Here are some video reviews on the guns you've chosen. They're both mighty fine ! Either one will serve you extremely well.

Semper Fi

Don <><

Ruger SR22 - YouTube

"Ruger SR22: Special Ops Ready?!" by Nutnfancy - YouTube

Smith & Wesson M&P22 Review - YouTube

Smith & Wesson M&P 22 Pistol Review & Range Test - YouTube

M&P 22 +2 mag modification - YouTube


----------



## chessail77 (Mar 15, 2011)

Either the Ruger SR22 or the S&W M&P 22 are an excellent choice for training and you can increase caliber and stay with the platform. Another option although more expensive would be a 1911 .45 caliber with an .22 exchange kit for practice.


----------



## dondavis3 (Aug 2, 2009)

I've owned a lot of .22's and it is a fun caliber to shoot.

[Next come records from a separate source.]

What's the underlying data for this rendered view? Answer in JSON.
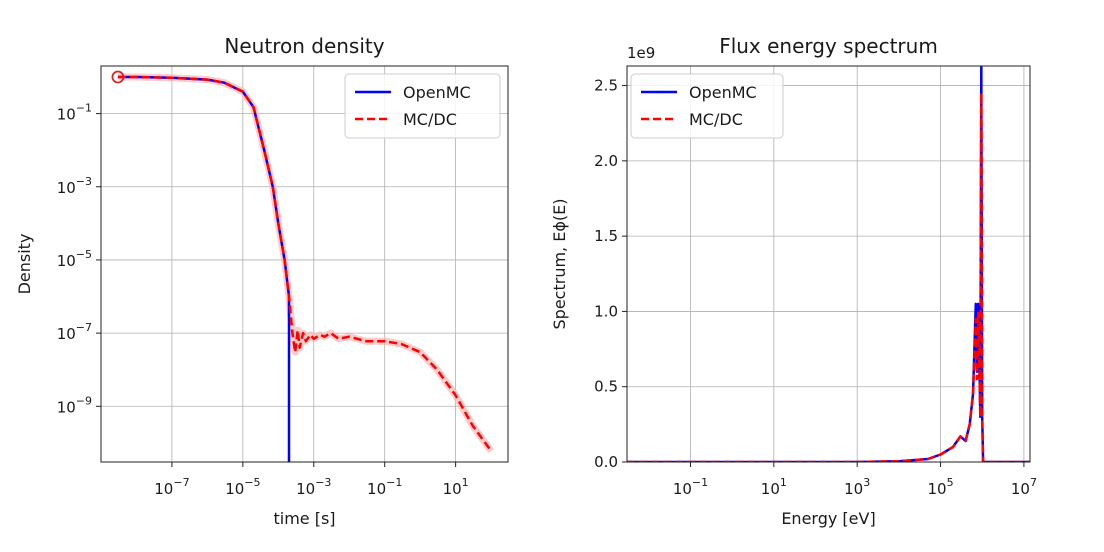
{
  "chart_data": [
    {
      "type": "line",
      "title": "Neutron density",
      "xlabel": "time [s]",
      "ylabel": "Density",
      "xscale": "log",
      "yscale": "log",
      "xlim": [
        1e-09,
        300
      ],
      "ylim": [
        3e-11,
        2
      ],
      "grid": true,
      "legend_position": "top-right",
      "x_ticks": [
        {
          "base": "10",
          "exp": "−7",
          "value": 1e-07
        },
        {
          "base": "10",
          "exp": "−5",
          "value": 1e-05
        },
        {
          "base": "10",
          "exp": "−3",
          "value": 0.001
        },
        {
          "base": "10",
          "exp": "−1",
          "value": 0.1
        },
        {
          "base": "10",
          "exp": "1",
          "value": 10
        }
      ],
      "y_ticks": [
        {
          "base": "10",
          "exp": "−1",
          "value": 0.1
        },
        {
          "base": "10",
          "exp": "−3",
          "value": 0.001
        },
        {
          "base": "10",
          "exp": "−5",
          "value": 1e-05
        },
        {
          "base": "10",
          "exp": "−7",
          "value": 1e-07
        },
        {
          "base": "10",
          "exp": "−9",
          "value": 1e-09
        }
      ],
      "series": [
        {
          "name": "OpenMC",
          "color": "#0000ff",
          "style": "solid",
          "x": [
            3e-09,
            1e-08,
            1e-07,
            1e-06,
            3e-06,
            1e-05,
            2e-05,
            4e-05,
            7e-05,
            0.0001,
            0.00015,
            0.0002,
            0.0002
          ],
          "y": [
            1.0,
            1.0,
            0.95,
            0.85,
            0.7,
            0.4,
            0.15,
            0.01,
            0.001,
            0.0001,
            1e-05,
            1e-06,
            3e-11
          ]
        },
        {
          "name": "MC/DC",
          "color": "#ff0000",
          "style": "dashed",
          "x": [
            3e-09,
            1e-08,
            1e-07,
            1e-06,
            3e-06,
            1e-05,
            2e-05,
            4e-05,
            7e-05,
            0.0001,
            0.00015,
            0.0002,
            0.00025,
            0.0003,
            0.00035,
            0.0004,
            0.0005,
            0.0006,
            0.0008,
            0.001,
            0.0015,
            0.002,
            0.003,
            0.005,
            0.01,
            0.03,
            0.1,
            0.3,
            1,
            3,
            10,
            30,
            100
          ],
          "y": [
            1.0,
            1.0,
            0.95,
            0.85,
            0.7,
            0.4,
            0.15,
            0.01,
            0.001,
            0.0001,
            1e-05,
            1e-06,
            1e-07,
            3e-08,
            1.2e-07,
            4e-08,
            1e-07,
            6e-08,
            9e-08,
            7e-08,
            9e-08,
            8e-08,
            1e-07,
            7e-08,
            8e-08,
            6e-08,
            6e-08,
            5e-08,
            3e-08,
            1e-08,
            2e-09,
            3e-10,
            6e-11
          ]
        }
      ],
      "markers": [
        {
          "x": 3e-09,
          "y": 1.0,
          "shape": "circle",
          "color": "#d62728"
        }
      ]
    },
    {
      "type": "line",
      "title": "Flux energy spectrum",
      "xlabel": "Energy [eV]",
      "ylabel": "Spectrum, Eϕ(E)",
      "y_offset_label": "1e9",
      "xscale": "log",
      "yscale": "linear",
      "xlim": [
        0.003,
        14000000
      ],
      "ylim": [
        0,
        2.63
      ],
      "grid": true,
      "legend_position": "top-left",
      "x_ticks": [
        {
          "base": "10",
          "exp": "−1",
          "value": 0.1
        },
        {
          "base": "10",
          "exp": "1",
          "value": 10
        },
        {
          "base": "10",
          "exp": "3",
          "value": 1000
        },
        {
          "base": "10",
          "exp": "5",
          "value": 100000
        },
        {
          "base": "10",
          "exp": "7",
          "value": 10000000
        }
      ],
      "y_ticks": [
        {
          "label": "0.0",
          "value": 0.0
        },
        {
          "label": "0.5",
          "value": 0.5
        },
        {
          "label": "1.0",
          "value": 1.0
        },
        {
          "label": "1.5",
          "value": 1.5
        },
        {
          "label": "2.0",
          "value": 2.0
        },
        {
          "label": "2.5",
          "value": 2.5
        }
      ],
      "series": [
        {
          "name": "OpenMC",
          "color": "#0000ff",
          "style": "solid",
          "x": [
            0.003,
            1000,
            10000,
            50000,
            100000,
            200000,
            300000,
            400000,
            500000,
            600000,
            700000,
            750000,
            800000,
            850000,
            900000,
            950000,
            1000000,
            1050000,
            1100000,
            14000000
          ],
          "y": [
            0.0,
            0.0,
            0.005,
            0.02,
            0.05,
            0.1,
            0.17,
            0.14,
            0.25,
            0.45,
            1.05,
            0.6,
            1.05,
            0.7,
            0.3,
            2.63,
            0.3,
            0.0,
            0.0,
            0.0
          ]
        },
        {
          "name": "MC/DC",
          "color": "#ff0000",
          "style": "dashed",
          "x": [
            0.003,
            1000,
            10000,
            50000,
            100000,
            200000,
            300000,
            400000,
            500000,
            600000,
            700000,
            750000,
            800000,
            850000,
            900000,
            950000,
            1000000,
            1050000,
            1100000,
            14000000
          ],
          "y": [
            0.0,
            0.0,
            0.005,
            0.02,
            0.05,
            0.1,
            0.17,
            0.14,
            0.25,
            0.45,
            0.95,
            0.55,
            1.0,
            0.65,
            0.3,
            2.45,
            0.3,
            0.0,
            0.0,
            0.0
          ]
        }
      ]
    }
  ]
}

My favorite two right now are

Browning Buckmark - with a cheap optic










And my Sig Sauer 1911-22










Both guns are very accurate w/o any problems.

:smt1099


----------



## Harryball (Oct 10, 2012)

It is hard to beat the SR22. That would be my recommandation.


----------



## FloridaGuy (Sep 23, 2012)

I have the M&P .22 and it is a great gun. I shoot this gun every weekend at the range and enjoy it very much. I also have the M&P 9mm FS, 9mmc, .40 Cal FS and the M&P .22 just fits the collection. I would recommend the M&P .22 to anyone.


----------



## tacman605 (Oct 11, 2012)

Fortknox.

For years shooters either had to have a dedicated .22 pistol of one brand or a .22 conversion for a gun they had. The selection of conversion kits was narrowed to the 1911 pretty much and they were only made by a couple of places.
In the last few years many manufactures have started producing .22 conversions for many different types of guns such as the Glock and SIG or started making production guns that mimic there full size guns. I have some of both. I have the M&P .22 pistol, 9mm full size, 9mm Shield and the M&P .45 along with 1911's and Glocks with conversion kits. Even with my rifles I have .22 versions of them to practice with or to train new shooters or my kids shoot them.

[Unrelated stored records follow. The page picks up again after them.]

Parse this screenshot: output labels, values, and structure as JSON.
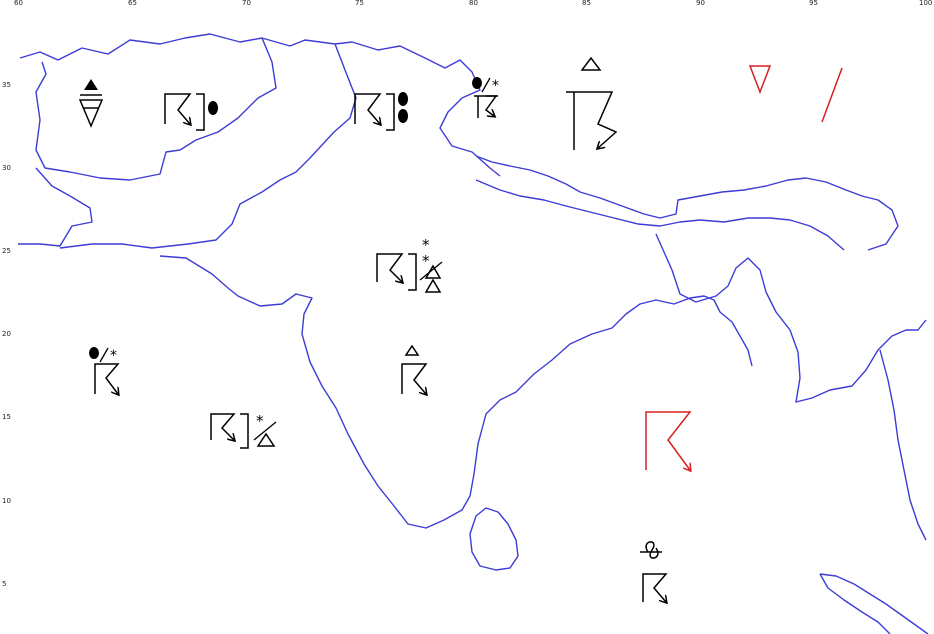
{
  "map": {
    "longitude_ticks": [
      "60",
      "65",
      "70",
      "75",
      "80",
      "85",
      "90",
      "95",
      "100"
    ],
    "latitude_ticks": [
      "35",
      "30",
      "25",
      "20",
      "15",
      "10",
      "5"
    ],
    "colors": {
      "coastline": "#3c3cd6",
      "symbols": "#000000",
      "highlight": "#d62020"
    },
    "symbols": [
      "rain-shower-hail-symbol",
      "thunderstorm-rain-symbol",
      "thunderstorm-heavy-rain-symbol",
      "thunderstorm-rain-snow-symbol",
      "thunderstorm-hail-symbol",
      "thunderstorm-snow-hail-symbol",
      "thunderstorm-rain-snow-symbol",
      "thunderstorm-hail-symbol",
      "thunderstorm-snow-hail-symbol",
      "thunderstorm-highlight-symbol",
      "thunderstorm-duststorm-symbol",
      "shower-highlight-symbol"
    ]
  }
}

Such is the case with the M&P and Ruger. The guns are simply .22 caliber versions of their full size guns. Controls are the same, grips, safeties and so on (generally speaking) so once you have practiced with these the next logical step is to get the full size service caliber of the same model. Dedicated .22 pistols like the Ruger MK III and the Browning are great guns. Accurate, reliable and fun to shoot however should you eventually go with a larger caliber you would have to change make and models each with a separate set of new controls to learn.

Many are of the mindset that new shooters should keep things as simple as they can. One gun, one set of controls to master, carry the weapon in the same place every time, if carrying concealed, and so on. Once experience is gained then you can carry or shoot whatever you wanted. I am of the opinion it is just like switching from a manual transmission to an automatic it is a training issue. You simply master one before moving onto the other.

Good luck in your search.


----------